Her forthcoming record is, in a way, its own form of activism. She describes it as a first-person plural album made “for use by threatened communities, and particularly ones I belong to: trans people and Jews.” This shift in her focus toward community has coincided with motherhood, and a keen interest in interdependence and finding her chosen family.
“I knew I wanted to be a parent, and yet I did not realize how much I would actively love it. It’s sort of freaking me out and making me not want to work on other things. I think it’s quite good for me — spiritually.”
Toward the end of our conversation, Furman looks at me and asks with immense sincerity, “Who are you?”

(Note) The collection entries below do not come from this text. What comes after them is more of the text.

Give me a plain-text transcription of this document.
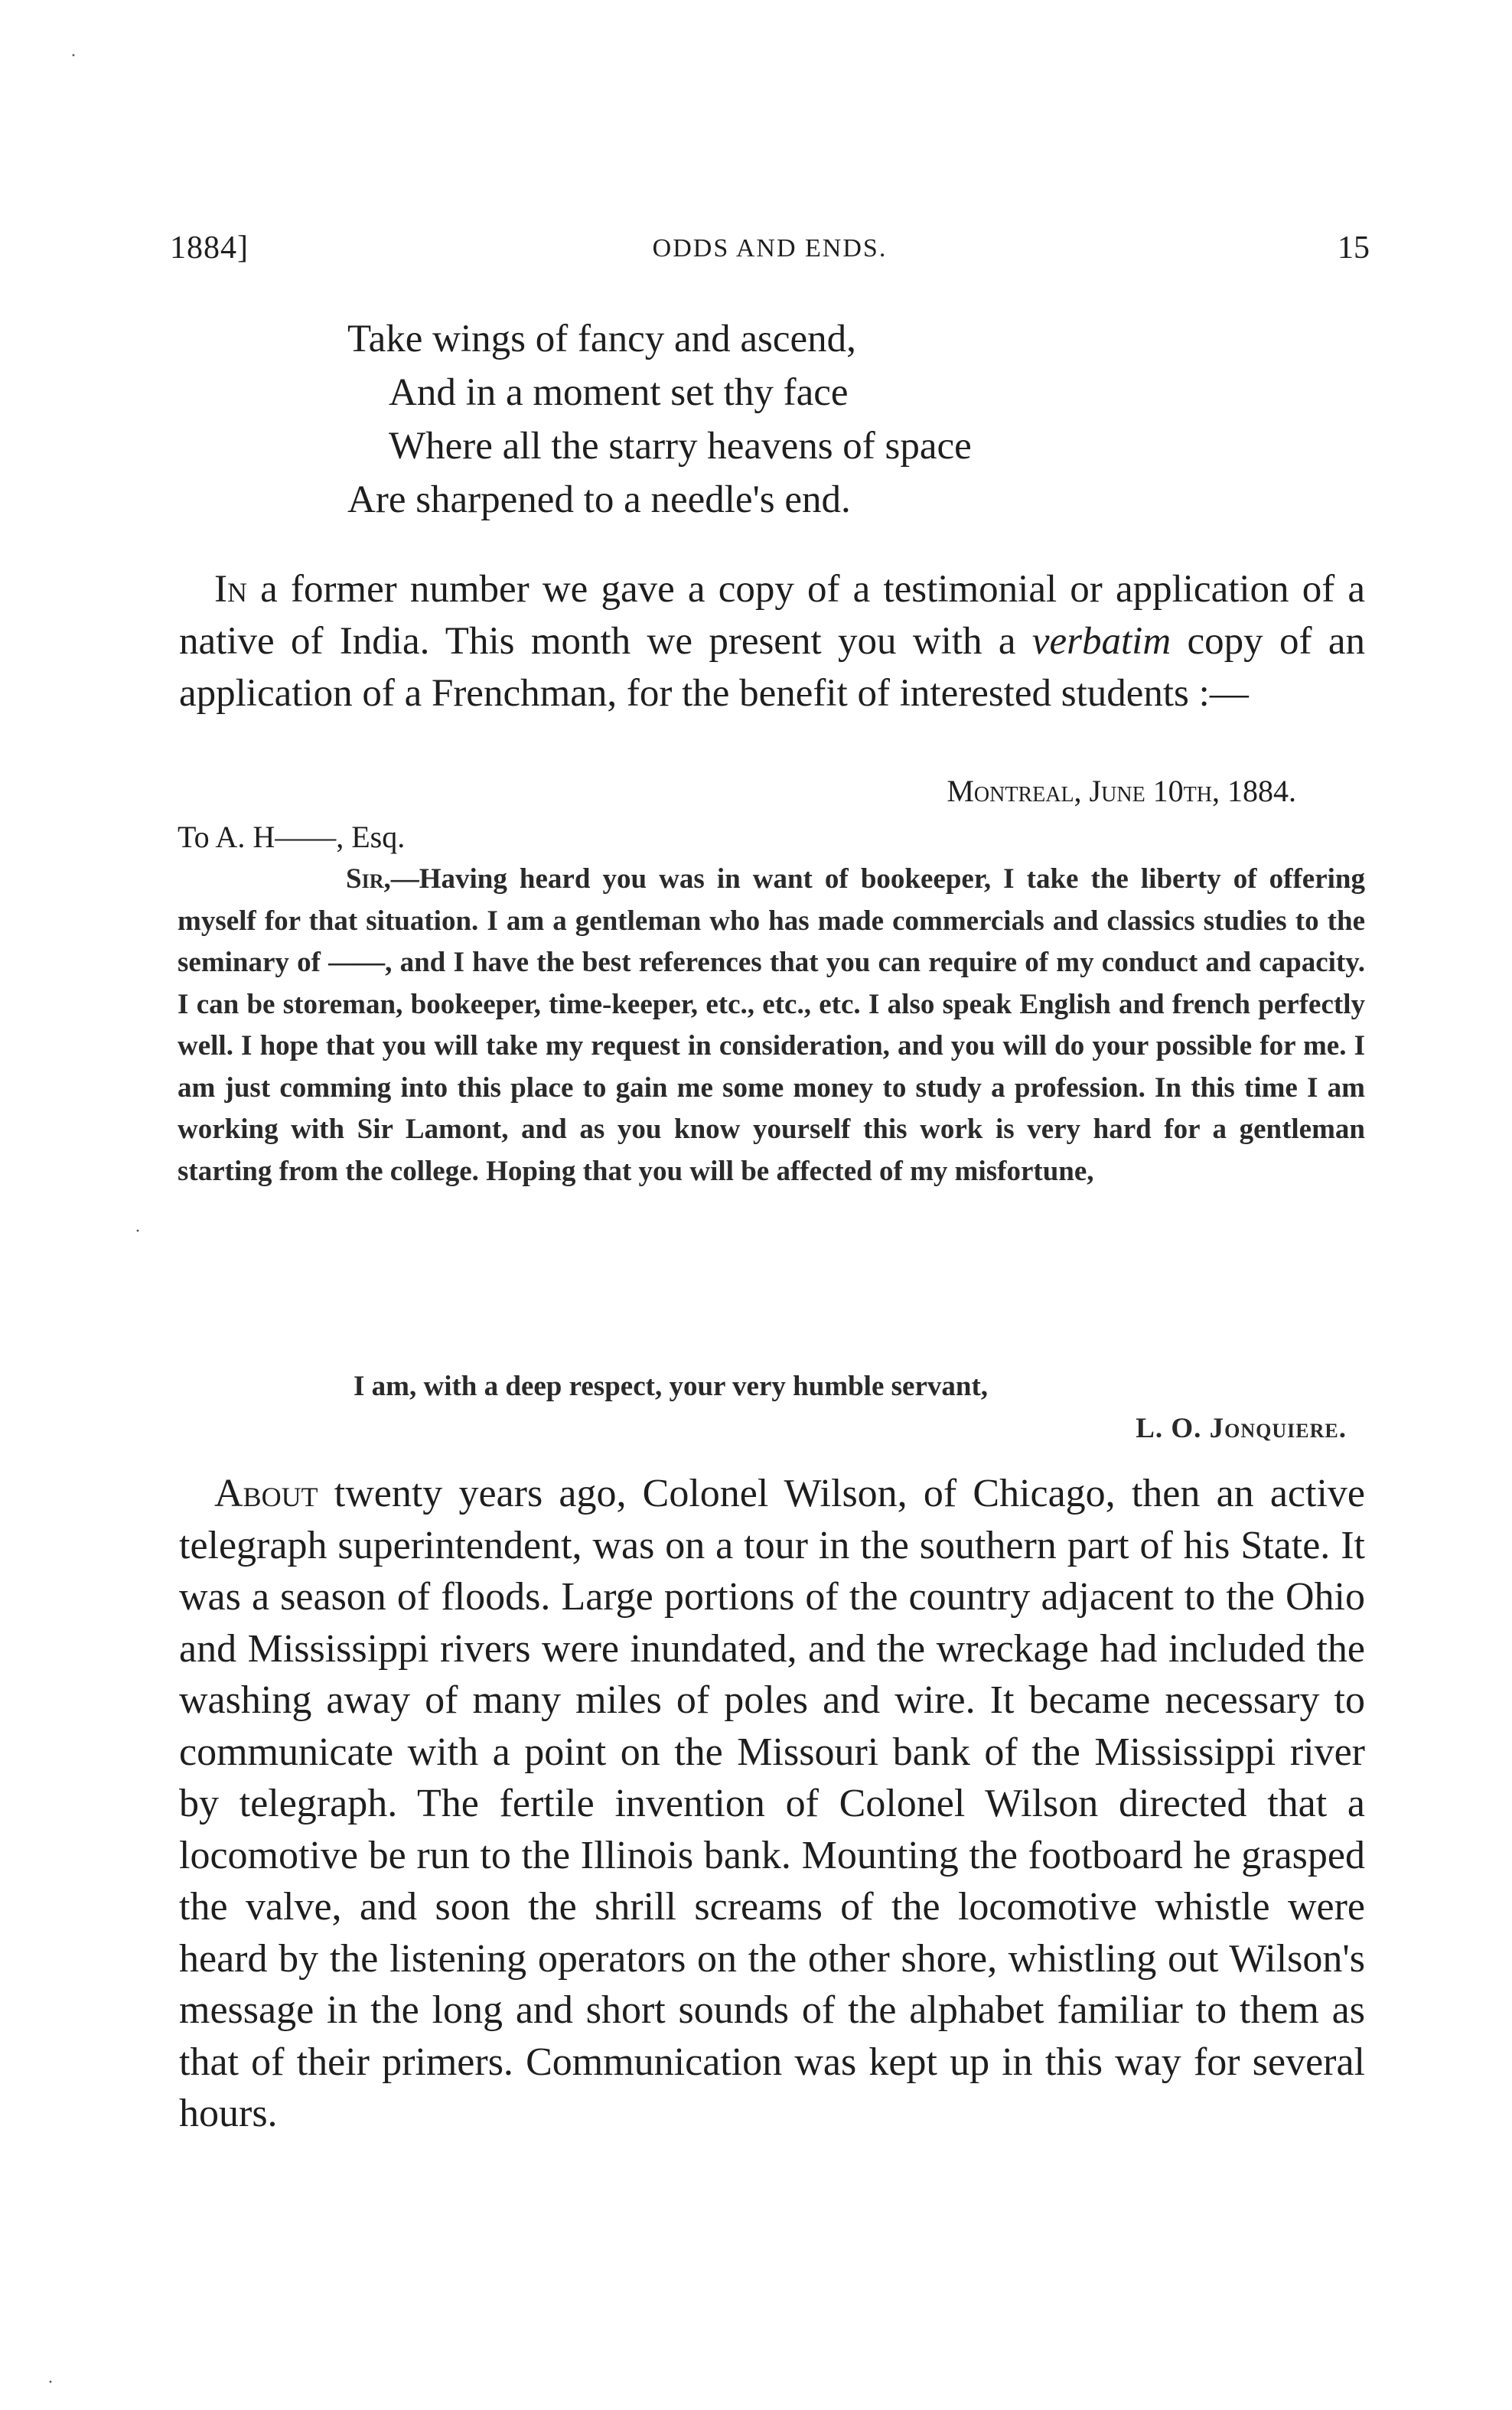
1884]	ODDS AND ENDS.	15
Take wings of fancy and ascend,
And in a moment set thy face
Where all the starry heavens of space
Are sharpened to a needle's end.
In a former number we gave a copy of a testimonial or application of a native of India. This month we present you with a verbatim copy of an application of a Frenchman, for the benefit of interested students :—
Montreal, June 10th, 1884.
To A. H——, Esq.
Sir,—Having heard you was in want of bookeeper, I take the liberty of offering myself for that situation. I am a gentleman who has made commercials and classics studies to the seminary of ——, and I have the best references that you can require of my conduct and capacity. I can be storeman, bookeeper, time-keeper, etc., etc., etc. I also speak English and french perfectly well. I hope that you will take my request in consideration, and you will do your possible for me. I am just comming into this place to gain me some money to study a profession. In this time I am working with Sir Lamont, and as you know yourself this work is very hard for a gentleman starting from the college. Hoping that you will be affected of my misfortune,
I am, with a deep respect, your very humble servant,
L. O. Jonquiere.
About twenty years ago, Colonel Wilson, of Chicago, then an active telegraph superintendent, was on a tour in the southern part of his State. It was a season of floods. Large portions of the country adjacent to the Ohio and Mississippi rivers were inundated, and the wreckage had included the washing away of many miles of poles and wire. It became necessary to communicate with a point on the Missouri bank of the Mississippi river by telegraph. The fertile invention of Colonel Wilson directed that a locomotive be run to the Illinois bank. Mounting the footboard he grasped the valve, and soon the shrill screams of the locomotive whistle were heard by the listening operators on the other shore, whistling out Wilson's message in the long and short sounds of the alphabet familiar to them as that of their primers. Communication was kept up in this way for several hours.
·
·
·
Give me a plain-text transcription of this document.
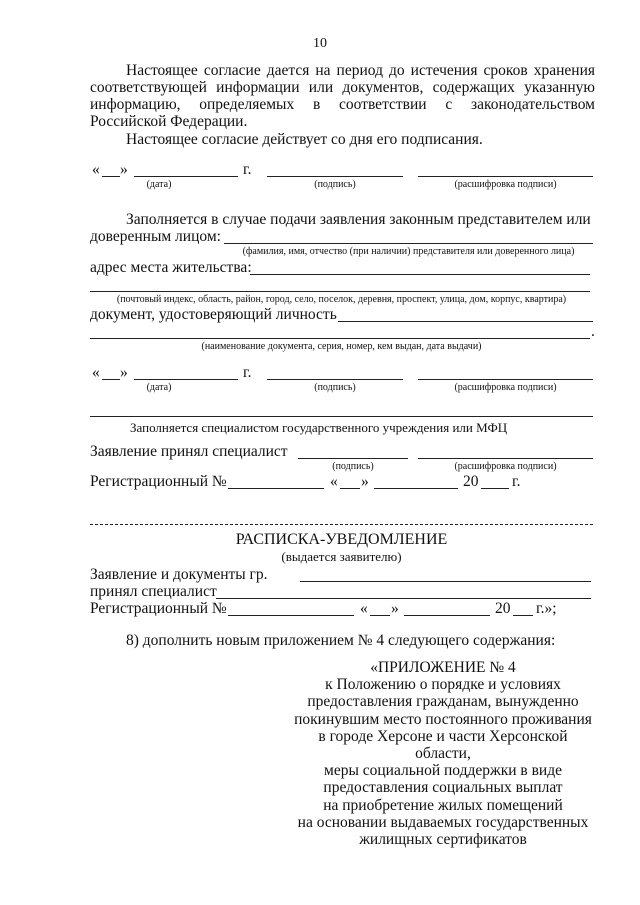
10

Настоящее согласие дается на период до истечения сроков хранения соответствующей информации или документов, содержащих указанную информацию, определяемых в соответствии с законодательством Российской Федерации.

Настоящее согласие действует со дня его подписания.

« »	г.
(дата)	(подпись)	(расшифровка подписи)
Заполняется в случае подачи заявления законным представителем или
доверенным лицом:
(фамилия, имя, отчество (при наличии) представителя или доверенного лица)
адрес места жительства:
(почтовый индекс, область, район, город, село, поселок, деревня, проспект, улица, дом, корпус, квартира)
документ, удостоверяющий личность
.
(наименование документа, серия, номер, кем выдан, дата выдачи)
« »	г.
(дата)	(подпись)	(расшифровка подписи)
Заполняется специалистом государственного учреждения или МФЦ
Заявление принял специалист
(подпись)	(расшифровка подписи)
Регистрационный №	« »	20 г.
РАСПИСКА-УВЕДОМЛЕНИЕ
(выдается заявителю)
Заявление и документы гр.
принял специалист
Регистрационный №	« »	20 г.»;
8) дополнить новым приложением № 4 следующего содержания:
«ПРИЛОЖЕНИЕ № 4
к Положению о порядке и условиях
предоставления гражданам, вынужденно
покинувшим место постоянного проживания
в городе Херсоне и части Херсонской области,
меры социальной поддержки в виде
предоставления социальных выплат
на приобретение жилых помещений
на основании выдаваемых государственных
жилищных сертификатов
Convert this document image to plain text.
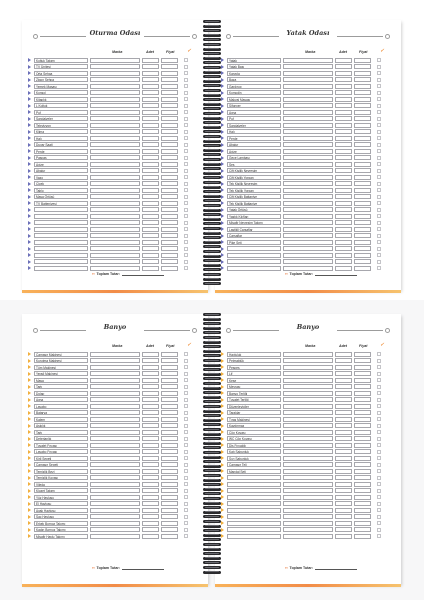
Oturma Odası
Marka	Adet	Fiyat	✓
Koltuk Takımı
TV Ünitesi
Orta Sehpa
Zigon Sehpa
Yemek Masası
Konsol
Kitaplık
L Koltuk
Puf
Sandalyeler
Televizyon
Klima
Halı
Duvar Saati
Perde
Paspas
Avize
Abajur
Vazo
Çiçek
Tablo
Masa Örtüsü
TV Batteniyesi
➸ Toplam Tutar:
Yatak Odası
Marka	Adet	Fiyat	✓
Yatak
Yatak Başı
Karyola
Baza
Gardırop
Komodin
Makyaj Masası
Şifonyer
Ayna
Puf
Sandalyeler
Halı
Perde
Abajur
Avize
Gece Lambası
Ses
Çift Kişilik Nevresim
Çift Kişilik Yorgan
Tek Kişilik Nevresim
Tek Kişilik Yorgan
Çift Kişilik Battaniye
Tek Kişilik Battaniye
Yatak Örtüsü
Yastık Kılıfları
Misafir Nevresim Takımı
Lastikli Çarşaflar
Çarşaflar
Pike Seti
➸ Toplam Tutar:
Banyo
Marka	Adet	Fiyat	✓
Çamaşır Makinesi
Kurutma Makinesi
Tüm Makinesi
Yerağ Makinesi
Maşa
Tartı
Dolap
Ayna
Lavabo
Batarya
Kalem
Askılık
Tartı
Deterjanlık
Tuvalet Fırçası
Lavabo Fırçası
Kirli Sepeti
Çamaşır Sepeti
Temizlik Bezi
Temizlik Kovası
Vileda
Klozet Takımı
Yüz Havlusu
El Havlusu
Ayak Havlusu
Saç Havlusu
Erkek Bornoz Takımı
Kadın Bornoz Takımı
Misafir Havlu Takımı
➸ Toplam Tutar:
Banyo
Marka	Adet	Fiyat	✓
Havluluk
Pelmaktük
Peşpeş
Lif
Kese
Meyraşı
Banyo Terliği
Tuvalet Terliği
Düzenleyiciler
Taraklar
Tıraş Makinesi
Kaydırmaz
Çöp Kovası
WC Çöp Kovası
Diş Fırçalığı
Katı Sabunluk
Sıvı Sabunluk
Çamaşır Teli
Mandal Seti
➸ Toplam Tutar:
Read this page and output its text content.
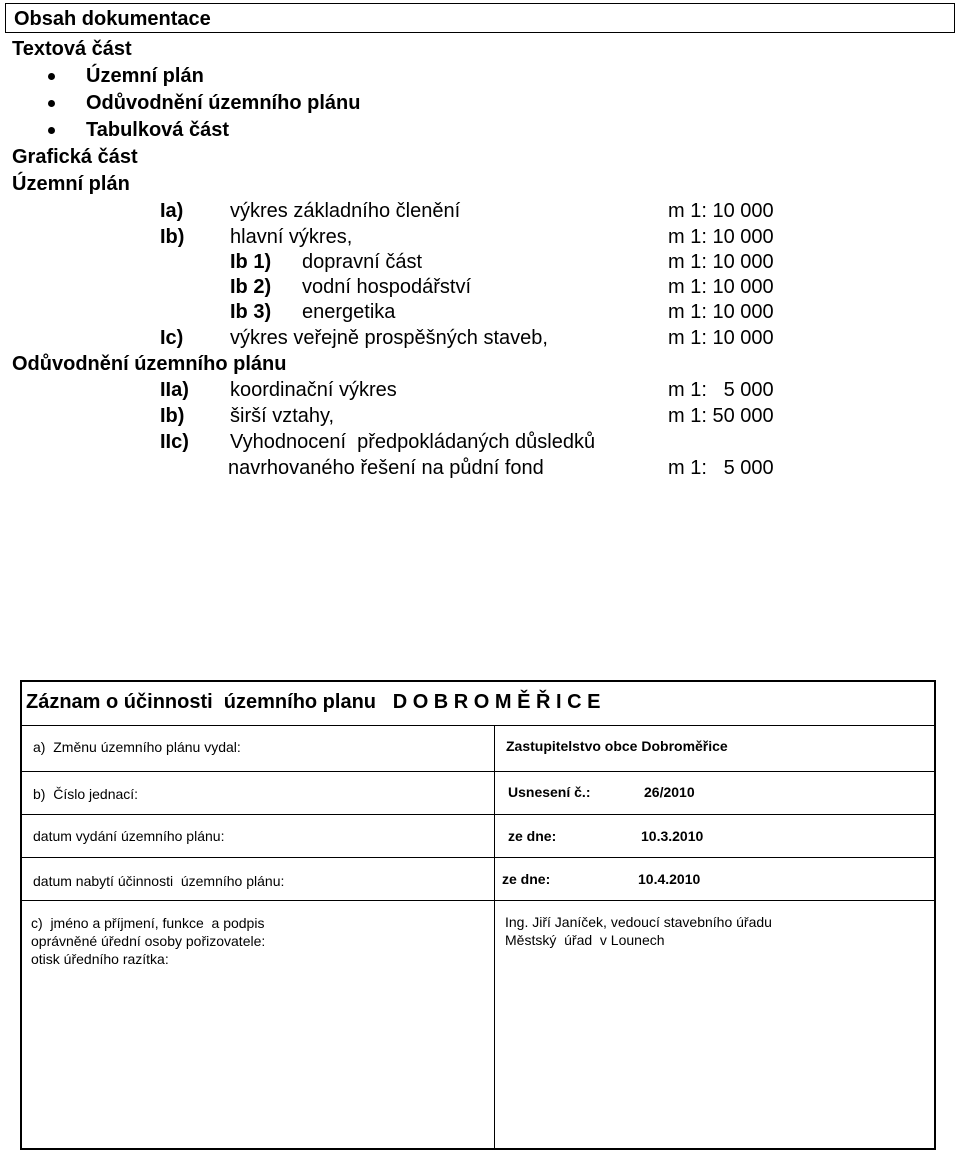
Obsah dokumentace
Textová část
Územní plán
Odůvodnění územního plánu
Tabulková část
Grafická část
Územní plán
Ia) výkres základního členění	m 1: 10 000
Ib) hlavní výkres,	m 1: 10 000
Ib 1) dopravní část	m 1: 10 000
Ib 2) vodní hospodářství	m 1: 10 000
Ib 3) energetika	m 1: 10 000
Ic) výkres veřejně prospěšných staveb,	m 1: 10 000
Odůvodnění územního plánu
IIa) koordinační výkres	m 1:   5 000
Ib) širší vztahy,	m 1: 50 000
IIc) Vyhodnocení  předpokládaných důsledků
navrhovaného řešení na půdní fond	m 1:   5 000
Záznam o účinnosti  územního planu D O B R O M Ě Ř I C E
a)  Změnu územního plánu vydal:	Zastupitelstvo obce Dobroměřice
b)  Číslo jednací:	Usnesení č.:	26/2010
datum vydání územního plánu:	ze dne:	10.3.2010
datum nabytí účinnosti  územního plánu:	ze dne:	10.4.2010
c)  jméno a příjmení, funkce  a podpis
oprávněné úřední osoby pořizovatele:
otisk úředního razítka:
Ing. Jiří Janíček, vedoucí stavebního úřadu
Městský  úřad  v Lounech
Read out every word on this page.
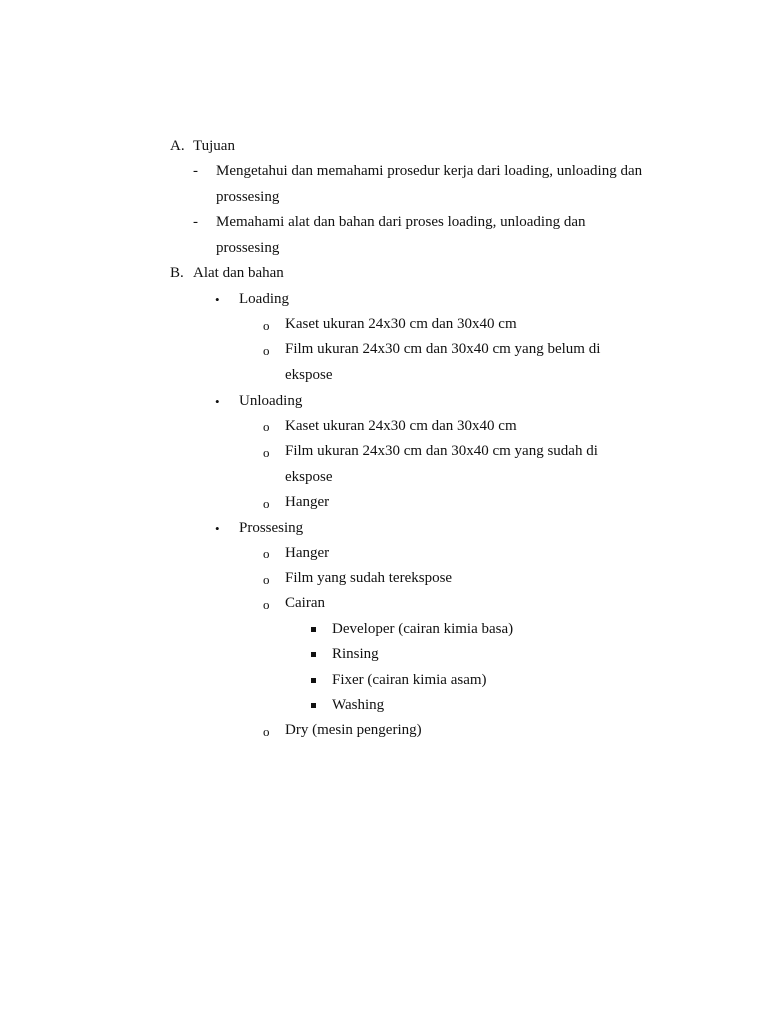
A. Tujuan
- Mengetahui dan memahami prosedur kerja dari loading, unloading dan
prossesing
- Memahami alat dan bahan dari proses loading, unloading dan
prossesing
B. Alat dan bahan
• Loading
o Kaset ukuran 24x30 cm dan 30x40 cm
o Film ukuran 24x30 cm dan 30x40 cm yang belum di
ekspose
• Unloading
o Kaset ukuran 24x30 cm dan 30x40 cm
o Film ukuran 24x30 cm dan 30x40 cm yang sudah di
ekspose
o Hanger
• Prossesing
o Hanger
o Film yang sudah terekspose
o Cairan
Developer (cairan kimia basa)
Rinsing
Fixer (cairan kimia asam)
Washing
o Dry (mesin pengering)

This encapsulates the earnestness with which she approaches everything in life — even an honest moment with a stranger. At the root of it all, it seems, is building connection.
“It seems obvious in retrospect, but I didn’t realize that you make your own community around your art project and your band. Whatever I talk about — it changes who listens. I feel more comfortable in a room with a higher percentage of queer people in it, and so it’s nice that that’s where I work.”